Drs. Harper and Goodspeed, with the Trustees, raised a million for buildings in Chicago during May, June, and July of 1892, and the time was ripe and circumstances favorable for Mr. Rockefeller to add the second of the Two Millions that my report had called for earlier in the year. So I presented the matter to Mr. Rockefeller on my own initiative, in September and again in October, and the Million was duly sent to the University in coupon bonds as a Christmas gift. But the gift made provision only for what was already permanently involved in the university budget, and Mr. Rockefeller not only cut off and retained the coupons of the first six months, but required Dr. Harper to sign a written guarantee that now more than Twenty Thousand Dollars should be added for professors’ salaries. These restrictions were wholly for moral effect on the Trustees. Mr. Rockefeller wanted the University to grow. He was willing to give, but he wished his gifts to be voluntary, and publicly perceived to be voluntary, not forced from him and publicly seen to be forced from him by the financial extremities of the University, and by a policy of expansion without funds for the cost. But to avoid deficits was to Dr. Harper utterly impossible. He was an ardent optimist. Invariably and against his own experience, he both overestimated resources and underestimated expenditures. In organizing a new department he did not pause to acquaint himself with the necessary expenses, with fullness, accuracy, and detail. His professors were constantly demanding and forcing upon him vast financial claims, and were often able to plead his own previous promises and committals. In urging and accepting new buildings, he made no provision for their running expenses and the upkeep which required endowment nearly equal to the cost of the building.

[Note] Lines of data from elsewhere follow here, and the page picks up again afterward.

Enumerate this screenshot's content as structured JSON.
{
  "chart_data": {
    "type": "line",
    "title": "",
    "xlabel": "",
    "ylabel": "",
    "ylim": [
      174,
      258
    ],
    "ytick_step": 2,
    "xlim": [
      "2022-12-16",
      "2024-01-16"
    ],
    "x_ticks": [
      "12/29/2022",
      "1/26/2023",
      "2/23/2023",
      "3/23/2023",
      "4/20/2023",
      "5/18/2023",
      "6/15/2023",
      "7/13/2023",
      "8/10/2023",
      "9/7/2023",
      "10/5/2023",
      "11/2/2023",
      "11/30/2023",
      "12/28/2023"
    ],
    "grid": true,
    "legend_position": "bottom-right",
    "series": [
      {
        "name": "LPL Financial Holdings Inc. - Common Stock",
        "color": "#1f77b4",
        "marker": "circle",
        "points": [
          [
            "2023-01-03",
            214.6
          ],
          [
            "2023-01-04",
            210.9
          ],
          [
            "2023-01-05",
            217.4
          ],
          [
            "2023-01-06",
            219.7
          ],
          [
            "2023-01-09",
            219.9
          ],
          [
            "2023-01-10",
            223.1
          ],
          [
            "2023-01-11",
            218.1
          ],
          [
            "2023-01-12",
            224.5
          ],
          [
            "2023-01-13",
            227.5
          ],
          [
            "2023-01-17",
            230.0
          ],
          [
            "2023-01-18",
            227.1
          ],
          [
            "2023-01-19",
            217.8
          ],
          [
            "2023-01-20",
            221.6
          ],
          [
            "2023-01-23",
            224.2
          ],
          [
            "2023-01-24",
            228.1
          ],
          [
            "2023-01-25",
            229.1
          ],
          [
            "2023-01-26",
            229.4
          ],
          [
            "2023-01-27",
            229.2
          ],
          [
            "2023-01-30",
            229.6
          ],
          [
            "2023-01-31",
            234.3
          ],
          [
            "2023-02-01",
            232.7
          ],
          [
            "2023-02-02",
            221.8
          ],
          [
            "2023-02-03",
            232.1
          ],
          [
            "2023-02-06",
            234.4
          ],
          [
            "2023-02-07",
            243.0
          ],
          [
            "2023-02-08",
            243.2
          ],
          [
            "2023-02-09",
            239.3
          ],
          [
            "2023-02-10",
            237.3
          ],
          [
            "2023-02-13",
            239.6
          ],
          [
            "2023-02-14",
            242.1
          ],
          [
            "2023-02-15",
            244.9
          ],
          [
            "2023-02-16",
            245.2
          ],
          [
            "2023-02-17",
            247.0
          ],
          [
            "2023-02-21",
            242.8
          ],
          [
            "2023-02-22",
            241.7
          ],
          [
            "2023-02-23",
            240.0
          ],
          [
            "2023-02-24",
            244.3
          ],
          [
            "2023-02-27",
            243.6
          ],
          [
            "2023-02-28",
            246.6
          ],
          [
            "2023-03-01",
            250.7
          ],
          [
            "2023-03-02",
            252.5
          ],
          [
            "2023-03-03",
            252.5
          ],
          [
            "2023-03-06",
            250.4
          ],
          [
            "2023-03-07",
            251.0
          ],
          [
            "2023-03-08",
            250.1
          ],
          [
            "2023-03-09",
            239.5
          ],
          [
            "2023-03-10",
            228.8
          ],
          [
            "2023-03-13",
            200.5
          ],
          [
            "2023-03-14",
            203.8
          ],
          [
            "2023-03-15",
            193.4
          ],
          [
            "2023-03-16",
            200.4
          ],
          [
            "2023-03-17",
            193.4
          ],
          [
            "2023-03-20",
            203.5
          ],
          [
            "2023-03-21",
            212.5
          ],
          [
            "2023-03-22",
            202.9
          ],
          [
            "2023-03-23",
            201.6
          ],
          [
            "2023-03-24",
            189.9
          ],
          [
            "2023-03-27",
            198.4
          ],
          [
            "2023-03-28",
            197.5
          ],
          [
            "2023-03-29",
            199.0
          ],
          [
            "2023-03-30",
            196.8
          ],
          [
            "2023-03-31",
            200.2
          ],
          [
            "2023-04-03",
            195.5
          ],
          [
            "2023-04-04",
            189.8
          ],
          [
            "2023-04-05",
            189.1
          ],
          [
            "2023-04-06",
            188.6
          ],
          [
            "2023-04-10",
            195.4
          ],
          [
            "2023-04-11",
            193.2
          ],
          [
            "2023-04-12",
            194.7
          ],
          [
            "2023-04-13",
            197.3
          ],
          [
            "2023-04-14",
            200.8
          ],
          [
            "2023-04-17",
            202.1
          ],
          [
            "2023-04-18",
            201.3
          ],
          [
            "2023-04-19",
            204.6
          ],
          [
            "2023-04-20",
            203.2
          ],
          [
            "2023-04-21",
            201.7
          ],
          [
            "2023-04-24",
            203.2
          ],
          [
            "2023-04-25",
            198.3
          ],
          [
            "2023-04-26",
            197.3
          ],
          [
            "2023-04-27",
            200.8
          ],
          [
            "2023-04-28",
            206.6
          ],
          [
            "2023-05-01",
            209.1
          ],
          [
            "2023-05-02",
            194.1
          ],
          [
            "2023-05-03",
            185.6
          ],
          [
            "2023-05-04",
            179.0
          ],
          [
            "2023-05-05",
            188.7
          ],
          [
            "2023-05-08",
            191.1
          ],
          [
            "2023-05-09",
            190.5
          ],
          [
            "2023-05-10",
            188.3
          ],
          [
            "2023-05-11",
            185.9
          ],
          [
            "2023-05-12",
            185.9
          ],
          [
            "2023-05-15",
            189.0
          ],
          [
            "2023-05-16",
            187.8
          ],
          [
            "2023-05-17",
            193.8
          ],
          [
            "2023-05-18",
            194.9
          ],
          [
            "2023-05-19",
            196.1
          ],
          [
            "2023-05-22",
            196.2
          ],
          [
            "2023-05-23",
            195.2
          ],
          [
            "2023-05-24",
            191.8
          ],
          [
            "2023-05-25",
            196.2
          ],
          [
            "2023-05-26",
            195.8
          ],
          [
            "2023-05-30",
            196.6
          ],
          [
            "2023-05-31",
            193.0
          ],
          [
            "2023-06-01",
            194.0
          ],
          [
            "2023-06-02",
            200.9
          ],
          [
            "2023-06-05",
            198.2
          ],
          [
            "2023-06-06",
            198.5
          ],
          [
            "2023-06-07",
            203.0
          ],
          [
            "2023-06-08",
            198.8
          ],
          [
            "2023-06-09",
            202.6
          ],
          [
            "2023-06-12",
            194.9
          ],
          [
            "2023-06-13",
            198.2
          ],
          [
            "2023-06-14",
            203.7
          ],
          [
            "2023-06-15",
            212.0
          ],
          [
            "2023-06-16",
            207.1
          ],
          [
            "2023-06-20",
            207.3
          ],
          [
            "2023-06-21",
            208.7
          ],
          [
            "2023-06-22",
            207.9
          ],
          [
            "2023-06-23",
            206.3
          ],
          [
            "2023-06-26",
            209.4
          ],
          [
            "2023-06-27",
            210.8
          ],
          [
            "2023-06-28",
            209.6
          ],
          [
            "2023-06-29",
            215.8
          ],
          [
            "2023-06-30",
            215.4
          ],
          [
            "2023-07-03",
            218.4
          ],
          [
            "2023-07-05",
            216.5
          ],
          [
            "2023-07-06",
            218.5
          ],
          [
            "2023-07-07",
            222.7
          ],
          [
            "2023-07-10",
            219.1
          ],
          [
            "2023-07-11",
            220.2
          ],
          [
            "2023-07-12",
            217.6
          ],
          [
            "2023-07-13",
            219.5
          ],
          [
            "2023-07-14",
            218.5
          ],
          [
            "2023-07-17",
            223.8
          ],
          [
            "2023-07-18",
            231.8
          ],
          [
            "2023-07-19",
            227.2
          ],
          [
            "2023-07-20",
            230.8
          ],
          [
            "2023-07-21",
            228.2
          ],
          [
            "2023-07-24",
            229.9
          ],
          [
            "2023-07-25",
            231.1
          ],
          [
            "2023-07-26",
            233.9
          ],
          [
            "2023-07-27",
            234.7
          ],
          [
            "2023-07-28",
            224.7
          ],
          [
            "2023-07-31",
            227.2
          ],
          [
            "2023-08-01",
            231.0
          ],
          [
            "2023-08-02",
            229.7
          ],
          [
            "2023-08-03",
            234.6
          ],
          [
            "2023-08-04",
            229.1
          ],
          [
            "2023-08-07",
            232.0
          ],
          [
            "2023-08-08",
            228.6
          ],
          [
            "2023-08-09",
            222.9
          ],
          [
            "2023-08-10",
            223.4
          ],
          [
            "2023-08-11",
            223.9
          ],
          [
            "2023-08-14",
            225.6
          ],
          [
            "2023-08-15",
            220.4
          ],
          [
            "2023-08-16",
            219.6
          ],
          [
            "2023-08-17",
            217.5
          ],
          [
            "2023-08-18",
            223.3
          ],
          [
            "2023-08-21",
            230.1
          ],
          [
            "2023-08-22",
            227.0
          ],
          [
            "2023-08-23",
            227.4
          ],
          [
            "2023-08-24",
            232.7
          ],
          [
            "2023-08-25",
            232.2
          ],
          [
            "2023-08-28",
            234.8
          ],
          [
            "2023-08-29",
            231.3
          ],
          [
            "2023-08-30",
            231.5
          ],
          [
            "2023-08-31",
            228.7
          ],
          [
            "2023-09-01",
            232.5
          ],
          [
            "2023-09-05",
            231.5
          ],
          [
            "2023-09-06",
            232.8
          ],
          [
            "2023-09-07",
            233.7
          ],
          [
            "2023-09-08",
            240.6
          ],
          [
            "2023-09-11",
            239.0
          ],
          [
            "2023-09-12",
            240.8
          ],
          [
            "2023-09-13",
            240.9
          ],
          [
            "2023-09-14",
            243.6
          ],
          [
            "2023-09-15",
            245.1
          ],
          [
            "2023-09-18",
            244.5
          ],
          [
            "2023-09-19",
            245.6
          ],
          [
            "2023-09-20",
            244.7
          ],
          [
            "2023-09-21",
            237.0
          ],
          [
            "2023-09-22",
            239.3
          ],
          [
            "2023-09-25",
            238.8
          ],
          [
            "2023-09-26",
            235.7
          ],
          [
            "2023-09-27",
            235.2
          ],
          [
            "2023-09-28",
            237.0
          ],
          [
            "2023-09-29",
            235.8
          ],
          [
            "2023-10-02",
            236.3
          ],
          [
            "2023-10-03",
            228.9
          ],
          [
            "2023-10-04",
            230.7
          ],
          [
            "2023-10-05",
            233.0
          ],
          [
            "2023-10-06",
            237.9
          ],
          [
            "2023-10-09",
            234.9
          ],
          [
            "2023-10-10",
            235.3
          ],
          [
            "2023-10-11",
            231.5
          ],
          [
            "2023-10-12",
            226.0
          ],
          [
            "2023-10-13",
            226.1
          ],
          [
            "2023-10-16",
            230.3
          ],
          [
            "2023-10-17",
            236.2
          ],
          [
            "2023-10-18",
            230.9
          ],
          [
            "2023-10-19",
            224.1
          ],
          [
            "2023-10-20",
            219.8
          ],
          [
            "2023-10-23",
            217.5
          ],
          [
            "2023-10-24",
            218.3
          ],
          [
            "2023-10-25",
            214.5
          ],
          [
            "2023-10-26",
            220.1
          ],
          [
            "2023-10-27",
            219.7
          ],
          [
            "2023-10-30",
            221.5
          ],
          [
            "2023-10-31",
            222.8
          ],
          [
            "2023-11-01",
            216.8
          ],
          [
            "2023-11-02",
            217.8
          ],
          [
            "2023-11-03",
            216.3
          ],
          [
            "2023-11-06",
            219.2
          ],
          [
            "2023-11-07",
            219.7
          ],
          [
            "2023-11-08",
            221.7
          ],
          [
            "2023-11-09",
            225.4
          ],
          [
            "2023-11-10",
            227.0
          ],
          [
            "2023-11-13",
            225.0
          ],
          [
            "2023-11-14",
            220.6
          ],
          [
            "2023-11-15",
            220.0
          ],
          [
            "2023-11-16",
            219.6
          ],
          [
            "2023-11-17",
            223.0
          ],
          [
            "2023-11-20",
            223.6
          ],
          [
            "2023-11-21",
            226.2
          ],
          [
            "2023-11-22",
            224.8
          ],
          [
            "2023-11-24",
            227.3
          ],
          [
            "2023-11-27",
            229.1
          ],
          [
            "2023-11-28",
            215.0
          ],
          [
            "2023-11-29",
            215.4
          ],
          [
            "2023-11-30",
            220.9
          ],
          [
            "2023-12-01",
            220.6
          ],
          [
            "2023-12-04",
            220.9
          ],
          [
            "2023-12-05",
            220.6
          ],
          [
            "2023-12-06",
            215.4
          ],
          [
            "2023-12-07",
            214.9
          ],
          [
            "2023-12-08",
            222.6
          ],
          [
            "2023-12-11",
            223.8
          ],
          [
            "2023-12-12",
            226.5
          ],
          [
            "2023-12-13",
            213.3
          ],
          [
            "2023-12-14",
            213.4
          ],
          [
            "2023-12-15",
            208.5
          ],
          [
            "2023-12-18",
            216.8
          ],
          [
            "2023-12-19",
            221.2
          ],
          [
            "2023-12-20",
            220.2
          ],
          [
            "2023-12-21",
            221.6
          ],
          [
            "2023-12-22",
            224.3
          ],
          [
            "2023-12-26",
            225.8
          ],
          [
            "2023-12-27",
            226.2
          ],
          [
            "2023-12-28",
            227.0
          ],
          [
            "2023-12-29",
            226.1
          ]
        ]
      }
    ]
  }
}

1 urged both the gifts of 1892 with all the earnestness I possessed. Dr. Goodspeed’s history narrates with substantial accuracy the story of them. But no story yet written adequately portrays the deep anxiety of the year, as we saw the University expanding its financial commitments far beyond any promise or reasonable hope of payment, even with these Two Millions; and I was extremely fearful that Mr. Rockefeller would become impatient and even estranged. But Mr. Rockefeller handled the situation with great wisdom. He suppressed whatever disappointment he had, gave freely even though under compulsion, and acted throughout in the public interest with great self-restraint. And surely no one now regrets Dr. Harper’s resistless energy and his careless finance, not even, I presume, Mr. Rockefeller himself. The fact was that the University had disclosed a greater field, a wider promise, and required far greater and more immediate expenditures than anyone had dreamed, in order to fulfill a destiny now manifest to all.